A particularly incisive commentary comes from David Amaryan who is CEO of Balchug Capital, a Moscow-based emerging markets investment manager specialising in long/short event-driven and value strategies. Amaryan has worked in the space for two decades in various international financial institutions in Moscow and New York. He founded Balchug in 2010. The editors are pleased to share these views; the usual editorial disclaimers apply. Email tom.burroughes@wealthbriefing.com and jackie.bennion@clearviewpublishing.com

To put it mildly, the last few months have been stressful. A dangerous, unfamiliar virus brought human misery and economic catastrophe around the world with stunning speed, forcing governments and businesses to struggle with a growing toll of infections and death, closed borders, soaring unemployment, declining production, wild market fluctuations, negative oil prices and trillions of dollars in fiscal and monetary stimulus. Only a vaccine will end this nightmare, but even so, news outlets and analysts across the world are grimly predicting a “new normal” in which things will never be the same.

Making investment decisions in this turbulent environment can be challenging.
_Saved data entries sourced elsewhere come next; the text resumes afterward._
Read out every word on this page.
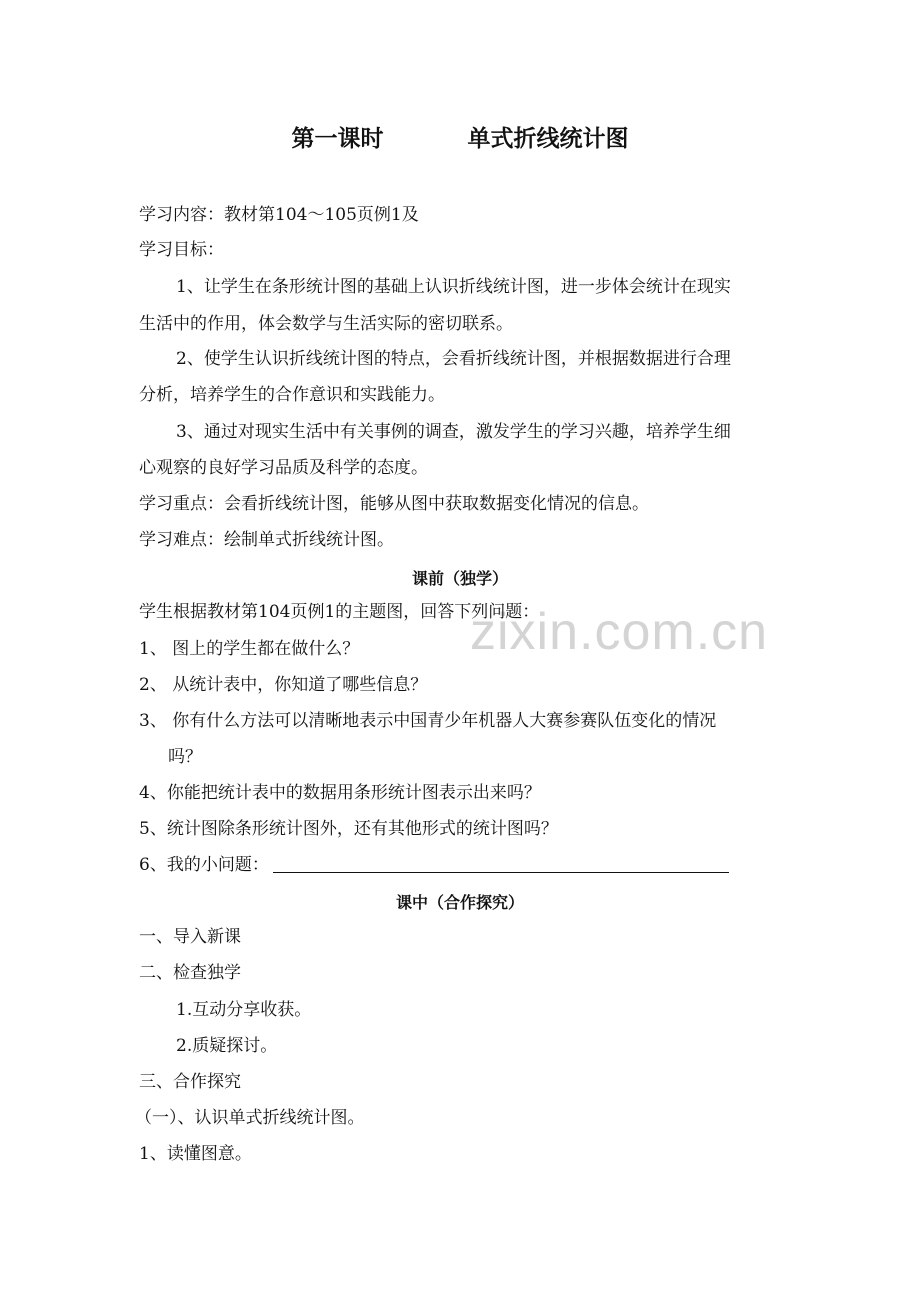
第一课时	单式折线统计图
学习内容：教材第104～105页例1及
学习目标：
1、让学生在条形统计图的基础上认识折线统计图，进一步体会统计在现实
生活中的作用，体会数学与生活实际的密切联系。
2、使学生认识折线统计图的特点，会看折线统计图，并根据数据进行合理
分析，培养学生的合作意识和实践能力。
3、通过对现实生活中有关事例的调查，激发学生的学习兴趣，培养学生细
心观察的良好学习品质及科学的态度。
学习重点：会看折线统计图，能够从图中获取数据变化情况的信息。
学习难点：绘制单式折线统计图。
课前（独学）
zixin.com.cn
学生根据教材第104页例1的主题图，回答下列问题：
1、 图上的学生都在做什么？
2、 从统计表中，你知道了哪些信息？
3、 你有什么方法可以清晰地表示中国青少年机器人大赛参赛队伍变化的情况
吗？
4、你能把统计表中的数据用条形统计图表示出来吗？
5、统计图除条形统计图外，还有其他形式的统计图吗？
6、我的小问题：
课中（合作探究）
一、导入新课
二、检查独学
1.互动分享收获。
2.质疑探讨。
三、合作探究
（一）、认识单式折线统计图。
1、读懂图意。
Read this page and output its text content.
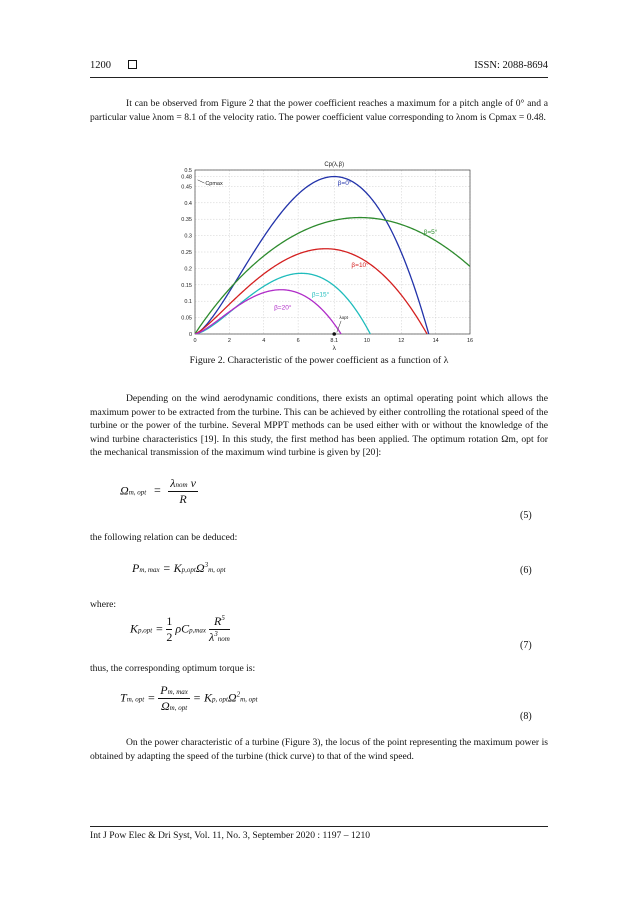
1200	ISSN: 2088-8694
It can be observed from Figure 2 that the power coefficient reaches a maximum for a pitch angle of 0° and a particular value λnom = 8.1 of the velocity ratio. The power coefficient value corresponding to λnom is Cpmax = 0.48.
0	2	4	6	8.1	10	12	14	16
0
0.05
0.1
0.15
0.2
0.25
0.3
0.35
0.4
0.45
0.48
0.5
Cp(λ,β)
λ
β=0°
β=5°
β=10°
β=15°
β=20°
Cpmax
λopt
Figure 2. Characteristic of the power coefficient as a function of λ
Depending on the wind aerodynamic conditions, there exists an optimal operating point which allows the maximum power to be extracted from the turbine. This can be achieved by either controlling the rotational speed of the turbine or the power of the turbine. Several MPPT methods can be used either with or without the knowledge of the wind turbine characteristics [19]. In this study, the first method has been applied. The optimum rotation Ωm, opt for the mechanical transmission of the maximum wind turbine is given by [20]:
Ωm, opt =
λnom v
R
(5)
the following relation can be deduced:
Pm, max = Kp,optΩ$^3$m, opt	(6)
where:
$Kp,opt = \frac{1}{2} \rho Cp,\max$
$R^5$
$\lambda^3nom$
(7)
thus, the corresponding optimum torque is:
Tm, opt =
Pm, max
Ωm, opt
= Kp, optΩ$^2$m, opt
(8)
On the power characteristic of a turbine (Figure 3), the locus of the point representing the maximum power is obtained by adapting the speed of the turbine (thick curve) to that of the wind speed.
Int J Pow Elec & Dri Syst, Vol. 11, No. 3, September 2020 : 1197 – 1210
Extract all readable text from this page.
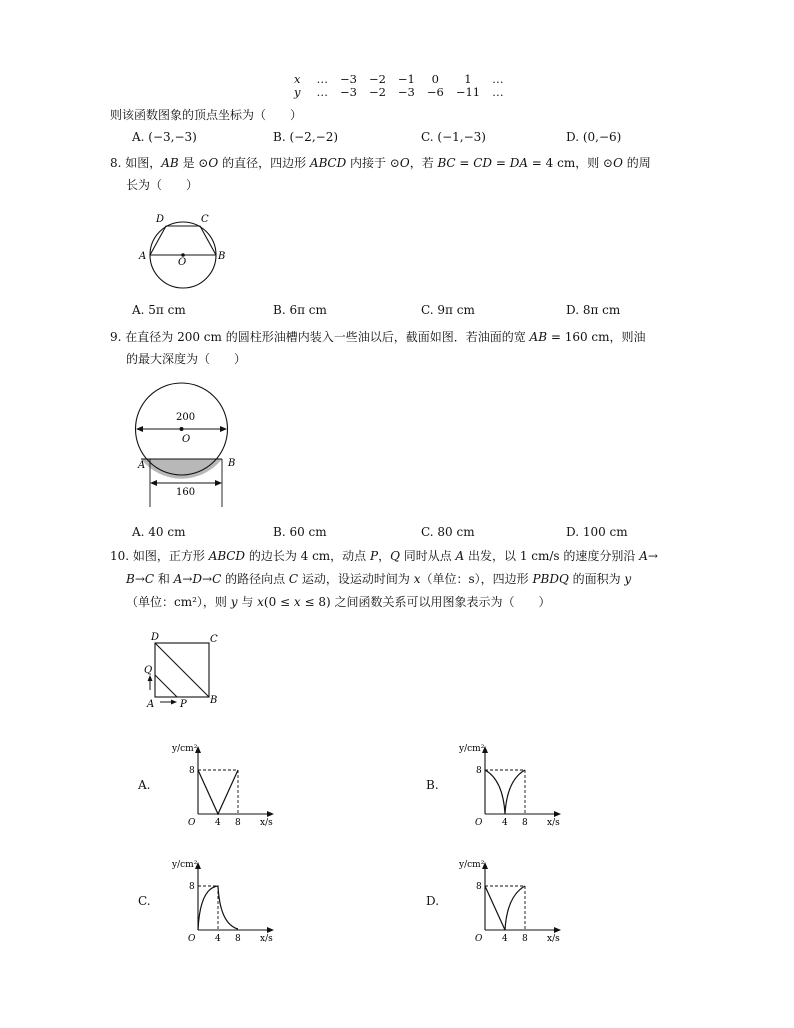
x	…	−3	−2	−1	0	1	…
y	…	−3	−2	−3	−6	−11	…
则该函数图象的顶点坐标为（　　）
A. (−3,−3)	B. (−2,−2)	C. (−1,−3)	D. (0,−6)
8. 如图，𝐴𝐵 是 ⊙𝑂 的直径，四边形 𝐴𝐵𝐶𝐷 内接于 ⊙𝑂，若 𝐵𝐶 = 𝐶𝐷 = 𝐷𝐴 = 4 cm，则 ⊙𝑂 的周
长为（　　）
D	C
A	B
O
A. 5π cm	B. 6π cm	C. 9π cm	D. 8π cm
9. 在直径为 200 cm 的圆柱形油槽内装入一些油以后，截面如图．若油面的宽 𝐴𝐵 = 160 cm，则油
的最大深度为（　　）
200
O
A	B
160
A. 40 cm	B. 60 cm	C. 80 cm	D. 100 cm
10. 如图，正方形 𝐴𝐵𝐶𝐷 的边长为 4 cm，动点 𝑃，𝑄 同时从点 𝐴 出发，以 1 cm/s 的速度分别沿 𝐴→
𝐵→𝐶 和 𝐴→𝐷→𝐶 的路径向点 𝐶 运动，设运动时间为 𝑥（单位：s），四边形 𝑃𝐵𝐷𝑄 的面积为 𝑦
（单位：cm²），则 𝑦 与 𝑥(0 ≤ 𝑥 ≤ 8) 之间函数关系可以用图象表示为（　　）
D	C
Q
B
A	P
A.	B.
C.	D.
y/cm²
8
O 4 8 x/s
y/cm²
8
O 4 8 x/s
y/cm²
8
O 4 8 x/s
y/cm²
8
O 4 8 x/s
When things get too complicated to comprehend, with too many variables, I try to simplify them by asking basic, straightforward questions. This is what we did at Balchug Capital in March 2020.

Is this the end of the world? 
No. This is not a massive meteor heading toward our planet. It is not a nuclear world war. People are not turning into zombies. Humanity has survived and overcome two world wars, the Great Depression, the great financial crisis, the Cold War, various epidemics and pandemics and numerous recessions. We will adapt and move on from the novel coronavirus, too. 

Do we believe there will be a vaccine within a reasonable time?
Yes. Though we are not doctors, we are confident that the sophisticated capabilities of our scientific community, backed by government and private capital, will produce a vaccine, and that COVID-19 will be treated and controlled as other viruses in the flu family are. Already, there are around 100 possible vaccines being developed. We have faith that one or more will soon be successful. 

Will there be a second pandemic wave?
Most likely, yes. As economies reopen, social proximity will return, people will inevitably let their guard down, and conditions will be ripe for a resurgence in the fall.  However, even if there is yet no vaccine, many people will have developed antibodies, and most countries will be much better prepared this time. I would not expect the same widespread economic shutdown again. Another overreaction in the markets is possible, however, which could be a buying opportunity.

Will oil prices stay below $20?
No. As economies reopen, people start driving and flying, and factories and farms step up production, demand will gradually recover. Combined with action from OPEC+, oil prices will probably return to the $35-$45 range.

Do we expect a V-shaped recovery?
Most likely, no. Economies will not go back up nearly as fast as they went down, and there will be continued volatility in the markets for the near term. But as uncertainties decrease, the virus is controlled and public confidence returns, the pace will pick up.

Should we worry about all the debt that is being created?
Not in the short-term. A massive crisis requires a proportionate response. While there is legitimate concern about heaping enormous debt on the next generation, context is important. The difference between a FED balance sheet of $1 trillion versus $2 trillion is not as important as leaving the next generation a functioning economy that can handle the debt. Right now, more fiscal and monetary support helps the economy recover. Yes, there will be a price to pay in the future, but it might not be as high as we think, and without it our legacy to the future will be ruin. As a not so incidental aside, I think climate change, not debt, should be a much bigger worry for the future.